I’ve already mentioned my view above – this is not a stock that I will personally be investing in, as the returns from investing in supermarkets don’t strike me as exciting. Or if I was forced to invest in the sector, I would almost certainly choose one of the disruptors.
The Morrisons share price first crossed 200p in the year 2002. That alone should give pause for thought – why has there been such a lack of share price appreciation over the past 15-20 years? If you’re happy with dividends, then it has certainly provided plenty of those, but it has not achieved much else. This share is primarily for yield hunters, in my view.
The more interesting aspects of it for me are its partnerships, particularly with Amazon. I’ve been paying more attention to Amazon recently, and might add it to my growing portfolio of US super-high-quality holdings. With ultra-fast grocery delivery now available, thanks to the supply from Morrisons, perhaps Amazon’s power as as a go-to shopping destination is only set to increase?

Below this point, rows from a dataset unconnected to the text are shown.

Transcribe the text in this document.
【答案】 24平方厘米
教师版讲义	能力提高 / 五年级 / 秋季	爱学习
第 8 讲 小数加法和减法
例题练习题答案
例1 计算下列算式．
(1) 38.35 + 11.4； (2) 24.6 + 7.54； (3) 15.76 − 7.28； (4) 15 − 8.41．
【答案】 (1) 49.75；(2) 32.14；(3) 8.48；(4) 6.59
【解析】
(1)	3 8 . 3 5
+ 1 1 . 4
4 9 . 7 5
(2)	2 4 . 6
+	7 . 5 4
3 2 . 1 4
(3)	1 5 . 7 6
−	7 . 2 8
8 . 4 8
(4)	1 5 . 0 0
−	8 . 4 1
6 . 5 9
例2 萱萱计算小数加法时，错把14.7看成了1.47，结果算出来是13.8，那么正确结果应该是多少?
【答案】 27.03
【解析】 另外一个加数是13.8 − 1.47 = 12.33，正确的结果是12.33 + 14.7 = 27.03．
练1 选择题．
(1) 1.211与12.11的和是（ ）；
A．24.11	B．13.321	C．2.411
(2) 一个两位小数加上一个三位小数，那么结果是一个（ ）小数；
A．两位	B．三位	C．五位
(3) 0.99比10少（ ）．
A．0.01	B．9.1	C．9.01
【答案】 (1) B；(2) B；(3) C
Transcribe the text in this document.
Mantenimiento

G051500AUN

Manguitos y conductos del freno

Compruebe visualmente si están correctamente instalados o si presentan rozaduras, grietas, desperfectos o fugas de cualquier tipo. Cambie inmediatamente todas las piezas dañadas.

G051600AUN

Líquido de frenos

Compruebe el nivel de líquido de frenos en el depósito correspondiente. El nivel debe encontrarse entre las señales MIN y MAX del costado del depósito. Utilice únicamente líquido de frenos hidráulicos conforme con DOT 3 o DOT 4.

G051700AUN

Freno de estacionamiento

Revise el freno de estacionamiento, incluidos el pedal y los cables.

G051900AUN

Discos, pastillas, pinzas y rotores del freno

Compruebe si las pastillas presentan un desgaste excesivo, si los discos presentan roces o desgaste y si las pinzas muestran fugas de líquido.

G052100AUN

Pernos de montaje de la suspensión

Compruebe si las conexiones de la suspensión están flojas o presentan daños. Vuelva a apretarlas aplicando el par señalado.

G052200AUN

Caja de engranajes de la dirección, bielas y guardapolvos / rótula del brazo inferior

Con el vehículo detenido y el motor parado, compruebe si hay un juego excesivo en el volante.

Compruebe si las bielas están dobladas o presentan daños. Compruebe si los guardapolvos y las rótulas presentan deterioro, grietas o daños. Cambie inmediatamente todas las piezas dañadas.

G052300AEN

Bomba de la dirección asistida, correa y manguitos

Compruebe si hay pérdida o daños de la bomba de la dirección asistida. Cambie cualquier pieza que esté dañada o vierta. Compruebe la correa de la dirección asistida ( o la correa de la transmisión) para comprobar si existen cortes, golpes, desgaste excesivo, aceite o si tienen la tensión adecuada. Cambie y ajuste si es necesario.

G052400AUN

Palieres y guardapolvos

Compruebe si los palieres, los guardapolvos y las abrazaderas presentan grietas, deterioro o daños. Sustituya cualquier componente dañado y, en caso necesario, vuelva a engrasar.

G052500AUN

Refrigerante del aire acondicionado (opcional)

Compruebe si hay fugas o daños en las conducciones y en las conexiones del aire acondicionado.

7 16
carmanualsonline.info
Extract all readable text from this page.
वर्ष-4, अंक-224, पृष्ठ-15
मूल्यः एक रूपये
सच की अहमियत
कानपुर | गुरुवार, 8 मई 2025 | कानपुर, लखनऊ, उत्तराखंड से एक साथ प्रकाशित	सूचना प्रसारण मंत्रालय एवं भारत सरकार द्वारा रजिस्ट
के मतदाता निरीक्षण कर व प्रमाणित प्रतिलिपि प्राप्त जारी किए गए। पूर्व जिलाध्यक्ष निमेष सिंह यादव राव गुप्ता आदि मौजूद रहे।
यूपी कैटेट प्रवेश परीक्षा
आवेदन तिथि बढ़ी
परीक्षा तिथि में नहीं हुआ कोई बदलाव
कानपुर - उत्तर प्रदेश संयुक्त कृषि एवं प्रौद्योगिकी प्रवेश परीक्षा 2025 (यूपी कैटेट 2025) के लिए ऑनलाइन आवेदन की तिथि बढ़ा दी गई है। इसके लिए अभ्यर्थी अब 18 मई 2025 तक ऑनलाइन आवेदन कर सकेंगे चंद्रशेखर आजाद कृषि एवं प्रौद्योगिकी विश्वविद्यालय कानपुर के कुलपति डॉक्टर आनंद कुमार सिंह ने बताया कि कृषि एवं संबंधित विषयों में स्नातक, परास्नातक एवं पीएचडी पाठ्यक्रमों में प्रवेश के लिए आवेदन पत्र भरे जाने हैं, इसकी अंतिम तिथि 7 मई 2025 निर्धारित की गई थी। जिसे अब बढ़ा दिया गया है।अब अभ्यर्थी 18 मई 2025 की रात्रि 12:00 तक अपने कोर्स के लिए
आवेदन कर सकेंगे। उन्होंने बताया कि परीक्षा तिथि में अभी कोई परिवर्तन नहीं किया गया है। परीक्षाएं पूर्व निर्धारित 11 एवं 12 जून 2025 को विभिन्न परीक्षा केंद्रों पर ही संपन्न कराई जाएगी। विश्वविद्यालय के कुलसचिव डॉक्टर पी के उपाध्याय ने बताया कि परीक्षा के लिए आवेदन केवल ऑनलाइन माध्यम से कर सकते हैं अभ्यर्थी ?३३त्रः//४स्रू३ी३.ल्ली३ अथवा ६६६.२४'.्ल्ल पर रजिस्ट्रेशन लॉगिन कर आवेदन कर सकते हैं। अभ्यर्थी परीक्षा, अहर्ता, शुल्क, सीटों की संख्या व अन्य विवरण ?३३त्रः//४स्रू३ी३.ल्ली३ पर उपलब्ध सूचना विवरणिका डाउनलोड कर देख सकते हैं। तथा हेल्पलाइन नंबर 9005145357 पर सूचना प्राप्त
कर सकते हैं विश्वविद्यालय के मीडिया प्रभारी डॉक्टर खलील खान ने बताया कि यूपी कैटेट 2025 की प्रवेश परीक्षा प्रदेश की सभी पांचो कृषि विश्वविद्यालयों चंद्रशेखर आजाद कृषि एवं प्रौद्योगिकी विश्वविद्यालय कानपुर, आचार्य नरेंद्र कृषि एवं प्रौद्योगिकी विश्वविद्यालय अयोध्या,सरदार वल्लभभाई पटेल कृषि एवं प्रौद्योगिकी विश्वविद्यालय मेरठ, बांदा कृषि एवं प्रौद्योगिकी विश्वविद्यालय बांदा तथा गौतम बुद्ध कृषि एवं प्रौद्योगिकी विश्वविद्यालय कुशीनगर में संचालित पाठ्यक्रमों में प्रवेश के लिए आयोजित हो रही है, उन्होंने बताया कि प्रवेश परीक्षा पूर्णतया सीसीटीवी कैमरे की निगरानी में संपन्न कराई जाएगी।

British American Tobacco (BATS)
- Share price: £30.955p (+1.7%)
- Market cap: £71.0 billion
(At the time of publication, I have a long position in BATS.)
This is a noteworthy strategy update from the tobacco giant.
Jack Bowles has been CEO since April. He was previously COO and has been employed continuously by BAT since 2004 – this is the kind of CV that I like in a CEO.
Anyway, Mr Bowles has decided that the company needs to change if it’s going to be “efficient, agile and focused”. In order to spend more on vapour, tobacco heating and oral tobacco, there are layers of managment in the legacy organisation which need to be stripped out.
2,300 roles are on the chopping block:
“It is expected that over 20% of the senior roles in the organisation will be affected.”
It’s troubling news for the affected employees, and I do expect and hope that they will be treated fairly in the consultation process which is now underway.
From a shareholder perspective, what does it mean?
Philosophically, I do think that it might be a sensible move: the existing tobacco business lines are very mature and it makes sense to me that running them should require fewer managers in future.
The cost savings can and will be ploughed back into the company’s product set. I don’t have a very good impression of BAT’s market positioning in new product categories, but hopefully this move can herald a greater focus on the investment needed to catch up in these areas.
Mr Bowles says that his goal is:
“…to oversee a step change in New Category growth and significantly simplify our current ways of working and business processes, whilst delivering long-term sustainable returns for our shareholders. This is a vital first move to help achieve these goals”.
The proof of the pudding is in the eating, and I look forward to seeing how BAT progresses. While I don’t hold the shares with great conviction, I am content to continue holding them for now.
The company’s significant debt load is a source of risk but from the simple perspective of earnings, the £71 billion market cap looks justified against an after-tax earnings estimate for next year of over £8 billion.
That’s it for today, thanks for dropping by! If there are interesting midcap stories tomorrow morning, I’ll be back with more.